Exxos's findings indicate that failing power supplies, particularly those dropping to around 4 volts, frequently lead to malfunctions in the DMA circuit. Problems commonly manifest when accessing a floppy drive, with the motor's current surge causing screen brightness to dim, subsequently dropping voltage and triggering DMA issues. In severe cases, failing power supplies can even cause system crashes during floppy drive access. It's recommended to service the PSU or, ideally, replace it with a reputable unit verified by Exxos.
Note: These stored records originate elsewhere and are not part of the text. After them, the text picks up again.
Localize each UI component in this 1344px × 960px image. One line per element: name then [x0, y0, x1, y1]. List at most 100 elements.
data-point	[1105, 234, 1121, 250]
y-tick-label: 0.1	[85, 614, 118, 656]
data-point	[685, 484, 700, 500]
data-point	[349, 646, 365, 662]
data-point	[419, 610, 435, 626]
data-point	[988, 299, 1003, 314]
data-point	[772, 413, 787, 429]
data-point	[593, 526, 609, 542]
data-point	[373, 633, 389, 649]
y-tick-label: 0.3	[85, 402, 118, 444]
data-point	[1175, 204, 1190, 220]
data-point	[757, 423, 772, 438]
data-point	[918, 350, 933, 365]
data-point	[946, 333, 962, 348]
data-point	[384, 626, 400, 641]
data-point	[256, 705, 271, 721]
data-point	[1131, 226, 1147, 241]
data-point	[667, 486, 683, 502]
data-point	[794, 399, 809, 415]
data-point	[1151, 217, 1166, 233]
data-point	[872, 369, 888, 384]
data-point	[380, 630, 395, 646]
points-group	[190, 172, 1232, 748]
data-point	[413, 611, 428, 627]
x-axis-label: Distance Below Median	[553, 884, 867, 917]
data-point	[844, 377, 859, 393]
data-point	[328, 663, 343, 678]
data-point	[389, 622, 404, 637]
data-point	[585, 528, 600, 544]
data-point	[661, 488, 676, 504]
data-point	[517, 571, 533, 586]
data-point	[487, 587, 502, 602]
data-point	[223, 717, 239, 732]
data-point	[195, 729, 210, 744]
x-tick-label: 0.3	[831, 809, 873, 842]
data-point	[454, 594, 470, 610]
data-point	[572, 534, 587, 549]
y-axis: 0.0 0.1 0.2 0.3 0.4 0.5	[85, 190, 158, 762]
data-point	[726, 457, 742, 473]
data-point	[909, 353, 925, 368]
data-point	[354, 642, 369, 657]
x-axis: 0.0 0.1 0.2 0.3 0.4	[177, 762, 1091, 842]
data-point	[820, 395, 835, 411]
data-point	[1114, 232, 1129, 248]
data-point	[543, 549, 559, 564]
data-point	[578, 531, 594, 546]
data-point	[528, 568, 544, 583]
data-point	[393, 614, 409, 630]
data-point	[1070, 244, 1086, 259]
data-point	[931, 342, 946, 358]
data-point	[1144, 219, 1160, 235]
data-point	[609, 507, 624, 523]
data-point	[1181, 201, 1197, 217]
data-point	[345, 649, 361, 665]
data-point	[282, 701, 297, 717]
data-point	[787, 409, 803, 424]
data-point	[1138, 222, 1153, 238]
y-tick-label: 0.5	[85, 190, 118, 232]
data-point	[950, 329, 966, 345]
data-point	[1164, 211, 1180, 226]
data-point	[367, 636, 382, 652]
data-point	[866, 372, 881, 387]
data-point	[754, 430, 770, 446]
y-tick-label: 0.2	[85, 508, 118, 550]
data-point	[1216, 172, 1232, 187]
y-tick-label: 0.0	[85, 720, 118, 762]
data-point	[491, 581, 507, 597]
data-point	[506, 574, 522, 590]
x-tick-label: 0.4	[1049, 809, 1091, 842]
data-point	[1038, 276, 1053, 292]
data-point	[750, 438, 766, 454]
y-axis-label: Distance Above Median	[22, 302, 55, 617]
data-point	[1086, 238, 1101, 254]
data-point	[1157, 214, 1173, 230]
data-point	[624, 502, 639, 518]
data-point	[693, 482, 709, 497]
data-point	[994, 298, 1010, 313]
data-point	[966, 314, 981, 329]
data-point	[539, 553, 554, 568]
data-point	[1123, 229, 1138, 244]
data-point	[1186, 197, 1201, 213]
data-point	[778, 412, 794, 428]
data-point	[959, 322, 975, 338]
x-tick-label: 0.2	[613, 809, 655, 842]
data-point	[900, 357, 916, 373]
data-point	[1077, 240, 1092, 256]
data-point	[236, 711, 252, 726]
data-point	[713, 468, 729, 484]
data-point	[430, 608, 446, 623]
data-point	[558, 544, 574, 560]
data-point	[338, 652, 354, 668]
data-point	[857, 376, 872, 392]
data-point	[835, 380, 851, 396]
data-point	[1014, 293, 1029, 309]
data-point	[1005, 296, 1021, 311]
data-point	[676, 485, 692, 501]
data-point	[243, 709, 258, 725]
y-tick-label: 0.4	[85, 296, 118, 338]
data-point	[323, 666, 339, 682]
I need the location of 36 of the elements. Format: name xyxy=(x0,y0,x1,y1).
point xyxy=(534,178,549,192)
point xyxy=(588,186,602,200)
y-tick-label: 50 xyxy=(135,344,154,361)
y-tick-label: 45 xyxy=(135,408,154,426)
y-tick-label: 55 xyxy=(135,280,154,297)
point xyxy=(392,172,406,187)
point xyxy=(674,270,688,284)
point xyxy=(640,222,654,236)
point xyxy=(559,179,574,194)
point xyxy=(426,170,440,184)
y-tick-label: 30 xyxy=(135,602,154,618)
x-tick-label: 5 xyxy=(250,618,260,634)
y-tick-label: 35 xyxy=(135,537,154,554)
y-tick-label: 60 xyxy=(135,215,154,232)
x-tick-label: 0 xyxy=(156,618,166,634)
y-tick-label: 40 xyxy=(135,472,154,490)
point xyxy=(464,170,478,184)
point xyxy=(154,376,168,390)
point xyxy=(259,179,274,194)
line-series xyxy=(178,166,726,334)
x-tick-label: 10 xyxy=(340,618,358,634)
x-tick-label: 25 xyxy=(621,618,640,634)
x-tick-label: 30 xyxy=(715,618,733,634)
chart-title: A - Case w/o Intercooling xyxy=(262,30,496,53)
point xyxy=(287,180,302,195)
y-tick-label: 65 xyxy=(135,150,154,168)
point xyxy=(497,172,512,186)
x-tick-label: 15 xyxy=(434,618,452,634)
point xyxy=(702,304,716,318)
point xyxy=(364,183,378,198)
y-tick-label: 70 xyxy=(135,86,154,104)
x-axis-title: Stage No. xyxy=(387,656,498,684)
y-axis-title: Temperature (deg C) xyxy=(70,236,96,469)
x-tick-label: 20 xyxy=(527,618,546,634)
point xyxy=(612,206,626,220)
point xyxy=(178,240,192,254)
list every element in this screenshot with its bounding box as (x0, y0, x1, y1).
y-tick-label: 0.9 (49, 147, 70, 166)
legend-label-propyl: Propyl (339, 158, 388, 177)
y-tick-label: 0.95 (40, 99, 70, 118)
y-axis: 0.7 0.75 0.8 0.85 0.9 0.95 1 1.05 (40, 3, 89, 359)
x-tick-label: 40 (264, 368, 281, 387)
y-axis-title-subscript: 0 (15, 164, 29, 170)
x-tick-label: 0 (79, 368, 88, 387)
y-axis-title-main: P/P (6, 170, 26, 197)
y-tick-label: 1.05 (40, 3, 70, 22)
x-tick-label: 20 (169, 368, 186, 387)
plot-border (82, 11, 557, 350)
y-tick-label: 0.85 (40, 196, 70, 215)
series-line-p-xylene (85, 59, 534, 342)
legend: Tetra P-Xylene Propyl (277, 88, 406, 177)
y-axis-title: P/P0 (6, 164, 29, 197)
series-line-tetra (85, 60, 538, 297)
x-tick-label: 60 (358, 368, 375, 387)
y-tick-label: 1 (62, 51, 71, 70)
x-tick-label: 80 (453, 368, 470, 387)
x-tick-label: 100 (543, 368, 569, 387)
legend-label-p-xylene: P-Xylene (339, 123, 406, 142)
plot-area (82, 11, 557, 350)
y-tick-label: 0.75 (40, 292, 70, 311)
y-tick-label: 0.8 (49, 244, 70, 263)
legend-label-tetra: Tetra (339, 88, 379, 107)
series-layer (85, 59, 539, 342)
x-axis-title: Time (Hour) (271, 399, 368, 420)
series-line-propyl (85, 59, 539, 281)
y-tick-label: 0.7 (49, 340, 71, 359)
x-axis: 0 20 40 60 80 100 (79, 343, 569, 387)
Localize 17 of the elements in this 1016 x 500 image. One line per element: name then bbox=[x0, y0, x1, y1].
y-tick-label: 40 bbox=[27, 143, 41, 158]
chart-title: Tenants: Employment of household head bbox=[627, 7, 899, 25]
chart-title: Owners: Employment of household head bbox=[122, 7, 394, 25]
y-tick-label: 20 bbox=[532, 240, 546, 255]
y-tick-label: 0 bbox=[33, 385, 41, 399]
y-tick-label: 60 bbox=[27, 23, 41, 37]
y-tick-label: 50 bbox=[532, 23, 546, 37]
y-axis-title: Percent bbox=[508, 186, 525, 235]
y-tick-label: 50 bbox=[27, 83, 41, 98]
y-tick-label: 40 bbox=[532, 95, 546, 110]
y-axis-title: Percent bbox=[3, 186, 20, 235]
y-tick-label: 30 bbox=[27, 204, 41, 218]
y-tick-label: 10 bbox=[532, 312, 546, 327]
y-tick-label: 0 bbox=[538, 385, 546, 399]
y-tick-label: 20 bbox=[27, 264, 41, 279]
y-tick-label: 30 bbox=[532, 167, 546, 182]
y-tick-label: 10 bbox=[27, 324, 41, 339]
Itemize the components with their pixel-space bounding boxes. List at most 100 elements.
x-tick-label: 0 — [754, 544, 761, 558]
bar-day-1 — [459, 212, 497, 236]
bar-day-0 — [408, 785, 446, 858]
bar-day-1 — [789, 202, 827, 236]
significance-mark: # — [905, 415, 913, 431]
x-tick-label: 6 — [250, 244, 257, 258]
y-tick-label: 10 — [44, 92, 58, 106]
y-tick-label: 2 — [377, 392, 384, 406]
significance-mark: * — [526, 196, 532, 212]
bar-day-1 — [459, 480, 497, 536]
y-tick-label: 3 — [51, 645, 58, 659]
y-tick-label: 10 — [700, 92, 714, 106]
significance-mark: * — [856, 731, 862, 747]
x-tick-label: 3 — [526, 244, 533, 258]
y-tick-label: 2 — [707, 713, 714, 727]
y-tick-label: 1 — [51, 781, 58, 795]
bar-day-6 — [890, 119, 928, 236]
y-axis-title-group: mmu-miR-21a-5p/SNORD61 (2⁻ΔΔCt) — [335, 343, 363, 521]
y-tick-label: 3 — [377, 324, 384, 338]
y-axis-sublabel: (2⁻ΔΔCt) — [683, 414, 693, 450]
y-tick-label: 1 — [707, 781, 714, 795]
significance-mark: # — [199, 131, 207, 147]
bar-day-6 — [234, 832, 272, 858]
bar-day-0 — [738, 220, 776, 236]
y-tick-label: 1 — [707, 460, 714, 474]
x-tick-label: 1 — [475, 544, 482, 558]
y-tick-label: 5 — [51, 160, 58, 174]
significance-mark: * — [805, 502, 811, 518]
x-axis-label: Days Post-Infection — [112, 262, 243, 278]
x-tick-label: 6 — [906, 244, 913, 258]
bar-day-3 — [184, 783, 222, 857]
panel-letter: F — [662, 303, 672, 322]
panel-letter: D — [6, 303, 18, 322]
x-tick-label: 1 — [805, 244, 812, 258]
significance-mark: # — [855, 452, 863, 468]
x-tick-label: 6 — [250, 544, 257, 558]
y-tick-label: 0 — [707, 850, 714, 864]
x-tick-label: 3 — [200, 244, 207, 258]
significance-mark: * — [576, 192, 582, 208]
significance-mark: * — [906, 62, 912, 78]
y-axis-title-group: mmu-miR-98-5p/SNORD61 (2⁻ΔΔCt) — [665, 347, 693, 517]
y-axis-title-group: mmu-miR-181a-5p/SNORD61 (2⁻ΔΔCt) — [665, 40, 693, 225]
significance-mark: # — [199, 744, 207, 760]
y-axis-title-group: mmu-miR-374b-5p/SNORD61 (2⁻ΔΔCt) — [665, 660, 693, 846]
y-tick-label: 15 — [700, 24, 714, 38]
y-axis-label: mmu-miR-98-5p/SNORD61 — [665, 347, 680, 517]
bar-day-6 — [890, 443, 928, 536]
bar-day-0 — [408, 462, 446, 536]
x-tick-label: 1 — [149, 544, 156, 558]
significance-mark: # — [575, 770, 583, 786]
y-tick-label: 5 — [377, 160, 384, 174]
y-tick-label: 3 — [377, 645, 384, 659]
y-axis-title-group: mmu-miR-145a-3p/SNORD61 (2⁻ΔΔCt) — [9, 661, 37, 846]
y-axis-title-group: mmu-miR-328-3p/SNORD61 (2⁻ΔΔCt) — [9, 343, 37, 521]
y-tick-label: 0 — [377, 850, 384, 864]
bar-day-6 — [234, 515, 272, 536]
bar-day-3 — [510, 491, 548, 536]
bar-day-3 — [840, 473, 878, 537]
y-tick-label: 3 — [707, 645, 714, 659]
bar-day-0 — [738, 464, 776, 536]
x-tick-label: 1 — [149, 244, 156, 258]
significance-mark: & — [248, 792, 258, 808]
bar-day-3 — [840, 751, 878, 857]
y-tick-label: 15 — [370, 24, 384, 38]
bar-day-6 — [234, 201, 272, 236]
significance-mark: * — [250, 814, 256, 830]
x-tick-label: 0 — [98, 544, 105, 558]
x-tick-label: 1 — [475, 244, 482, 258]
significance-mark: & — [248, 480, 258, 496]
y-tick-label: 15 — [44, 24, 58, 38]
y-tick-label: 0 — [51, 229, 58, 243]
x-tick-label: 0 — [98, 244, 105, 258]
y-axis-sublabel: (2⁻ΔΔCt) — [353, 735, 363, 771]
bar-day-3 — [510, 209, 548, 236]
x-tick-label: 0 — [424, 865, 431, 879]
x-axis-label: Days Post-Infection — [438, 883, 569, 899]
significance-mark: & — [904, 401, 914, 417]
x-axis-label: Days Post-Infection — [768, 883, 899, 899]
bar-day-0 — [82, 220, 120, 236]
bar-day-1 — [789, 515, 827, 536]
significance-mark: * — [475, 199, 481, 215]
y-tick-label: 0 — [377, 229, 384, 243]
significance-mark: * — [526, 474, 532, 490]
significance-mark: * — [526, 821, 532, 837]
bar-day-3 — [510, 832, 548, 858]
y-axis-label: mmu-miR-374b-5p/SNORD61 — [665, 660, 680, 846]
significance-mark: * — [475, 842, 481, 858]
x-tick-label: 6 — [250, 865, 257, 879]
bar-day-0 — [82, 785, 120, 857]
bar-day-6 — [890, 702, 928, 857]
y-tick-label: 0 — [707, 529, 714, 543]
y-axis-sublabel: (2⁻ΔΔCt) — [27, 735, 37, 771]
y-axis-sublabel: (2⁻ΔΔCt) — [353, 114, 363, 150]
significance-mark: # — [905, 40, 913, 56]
13) Does Jookies DMA test program detect DMA faults?
While Jookies DMA test program is valuable for general testing, it may not identify all DMA faults. Various conditions, including hard drive corruption, may not be fully captured by the program. While it can intermittently reveal random read or write failures, these issues are typically addressed by Exxos fixes. However, the program may not detect classic "bad DMA" type issues. Creating multiple folders, as detailed in this article, is often considered a more comprehensive method for testing.

14) How many types of DMA faults exist?
It's crucial to dispel the misconception that there's only one DMA fault responsible for hard drive corruption or floppy drive malfunctions. In reality, there are several known ways the system can malfunction, leading to general issues or causing corruption in storage devices. This article outlines the resolution of all mainstream issues known to date. For a more detailed exploration of circuit failures, you can find an extensive article HERE. There are many "DMA faults" on various Atari systems. To many to list and diagnose unfortunatly. The aging machines the only exasperating such issues.

15) Can DMA issues affect the floppy drive as well?
Yes, but it's essential to understand that DMA-related issues can stem from various causes. The floppy drive circuitry operates independently, with its own peculiarities and potential malfunctions, which may or may not be directly linked to the DMA chip itself. It's crucial not to attribute all "DMA issues" solely to the DMA IC. THIS video also shows one type of floppy "DMA issue".

16) Are schematics available for all Atari motherboard revisions?
Unfortunately, there are not many revisions of the STE schematics publicly available to document all the changes over the production runs. Observations across various production runs or insights found in later Atari schematics often provide clues regarding modifications. Additionally, it's worth noting that modifications made by Exxos, a prominent figure in the Atari community known for his hardware enhancements, have contributed significantly to understanding and improving the performance of Atari systems. Exxos' modifications, while not always formally documented in schematics, are often shared within the community and have been instrumental in enhancing the functionality and reliability of Atari hardware.